The liabilities for PSBs are mainly comprised of deposits mobilised and their capital base. The strong deposit base of PSBs, with aggregate deposits of Rs. 101.03 lakh crore as on 30.9.2018 (provisional data) and a continuous upward trend reflects the underlying faith and confidence of depositors in PSBs.
(c) and (d): Government has made comprehensive efforts over the last four and a half financial years for reducing NPAs, including, inter alia, the following:
(1) The Insolvency and Bankruptcy Code, 2016 (IBC) has been enacted to create a unified framework for resolving insolvency and bankruptcy matters. Under this, by adopting a creditor-in-saddle approach, with the interim resolution professional taking over management of affairs of corporate debtor at the outset, the incentive to resort to abuse of the legal system has been taken away. This, coupled with debarment of wilful defaulters and persons associated with NPA accounts from the resolution process, has effected a fundamental change in the creditor-debtor relationship.

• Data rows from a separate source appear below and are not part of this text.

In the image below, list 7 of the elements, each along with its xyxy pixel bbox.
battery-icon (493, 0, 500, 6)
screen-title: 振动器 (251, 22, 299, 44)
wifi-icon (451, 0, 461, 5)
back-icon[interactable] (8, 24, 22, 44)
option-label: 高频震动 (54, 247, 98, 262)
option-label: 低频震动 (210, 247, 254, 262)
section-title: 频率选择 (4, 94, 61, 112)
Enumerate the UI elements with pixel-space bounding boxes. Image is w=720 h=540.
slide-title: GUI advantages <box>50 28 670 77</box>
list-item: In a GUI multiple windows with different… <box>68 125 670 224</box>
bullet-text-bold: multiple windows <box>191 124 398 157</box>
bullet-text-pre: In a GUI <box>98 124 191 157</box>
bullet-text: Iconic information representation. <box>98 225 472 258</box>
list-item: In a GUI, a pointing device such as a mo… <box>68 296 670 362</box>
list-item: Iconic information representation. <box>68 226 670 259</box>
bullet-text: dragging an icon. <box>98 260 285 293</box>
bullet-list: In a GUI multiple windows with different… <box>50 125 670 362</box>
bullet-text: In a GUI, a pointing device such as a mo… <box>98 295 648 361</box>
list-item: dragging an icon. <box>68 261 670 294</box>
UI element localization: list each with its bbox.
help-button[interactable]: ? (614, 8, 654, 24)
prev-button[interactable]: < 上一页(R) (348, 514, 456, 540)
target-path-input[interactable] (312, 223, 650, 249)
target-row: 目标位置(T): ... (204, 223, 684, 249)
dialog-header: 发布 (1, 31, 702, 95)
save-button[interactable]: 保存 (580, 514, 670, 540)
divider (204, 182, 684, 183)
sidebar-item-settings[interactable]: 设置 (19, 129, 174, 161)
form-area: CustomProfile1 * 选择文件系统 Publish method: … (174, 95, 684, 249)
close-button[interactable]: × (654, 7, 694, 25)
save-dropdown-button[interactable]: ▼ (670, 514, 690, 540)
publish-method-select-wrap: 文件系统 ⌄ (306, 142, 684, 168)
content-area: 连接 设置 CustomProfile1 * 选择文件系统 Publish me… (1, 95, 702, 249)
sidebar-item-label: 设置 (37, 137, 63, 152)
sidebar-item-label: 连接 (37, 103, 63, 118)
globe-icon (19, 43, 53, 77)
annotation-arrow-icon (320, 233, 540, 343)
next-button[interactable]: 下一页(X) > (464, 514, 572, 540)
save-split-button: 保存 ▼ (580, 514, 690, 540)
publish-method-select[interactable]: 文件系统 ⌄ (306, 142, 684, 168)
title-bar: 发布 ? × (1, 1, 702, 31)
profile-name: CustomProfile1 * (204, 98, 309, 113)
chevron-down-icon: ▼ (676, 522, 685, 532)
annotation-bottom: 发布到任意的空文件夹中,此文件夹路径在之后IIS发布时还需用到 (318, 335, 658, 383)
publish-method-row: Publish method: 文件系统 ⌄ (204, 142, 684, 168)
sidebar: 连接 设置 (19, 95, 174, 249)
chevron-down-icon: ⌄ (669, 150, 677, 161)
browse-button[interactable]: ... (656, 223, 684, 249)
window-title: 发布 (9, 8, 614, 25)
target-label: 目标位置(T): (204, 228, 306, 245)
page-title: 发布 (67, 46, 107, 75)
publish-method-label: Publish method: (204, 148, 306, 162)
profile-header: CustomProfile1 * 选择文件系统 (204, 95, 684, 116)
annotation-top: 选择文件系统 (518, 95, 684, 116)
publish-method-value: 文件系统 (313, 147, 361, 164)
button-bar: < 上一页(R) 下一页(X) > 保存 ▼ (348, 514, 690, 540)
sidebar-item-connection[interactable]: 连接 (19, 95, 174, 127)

The Banking Regulation Act, 1949 has been amended, to provide for authorisation to RBI to issue directions to banks to initiate the insolvency resolution process under IBC. As per RBI’s directions, cases have been filed under IBC before the National Company Law Tribunal (NCLT) in respect of 41 borrowers, 12 of which had cumulative outstanding amount of Rs. 1,97,769 crore as on 31.3.2017 and the remaining 29 had outstanding amount of Rs. 1,35,846 crore as on 30.6.2017.
(2) SARFAESI Act has been amended to make it more effective with provision for three months imprisonment in case the borrower does not provide asset details and for the lender to get possession of mortgaged property within 30 days. Also, six new Debts Recovery Tribunal have been established to expedite recovery.
(3) In addition, under the PSBs Reforms Agenda, PSBs have created Stressed Asset Management verticals for stringent recovery, segregated pre- and post-sanction follow-up roles for clean and effective monitoring, initiated creation of online one-time settlement platforms and committed to monitoring large-value accounts through specialised monitoring agencies.
The above efforts have shown positive results, as reflected in reduction of NPAs of PSBs by Rs. 2,21,984 crore due to recoveries during the last three and a half financial years, as per RBI data on global operations, and gross NPAs of PSBs have started declining, after peaking in March 2018, registering a decline of Rs. 26,789 crore, from Rs. 8,95,601 crore in March 2018 to Rs 8,68,812 crore in September 2018.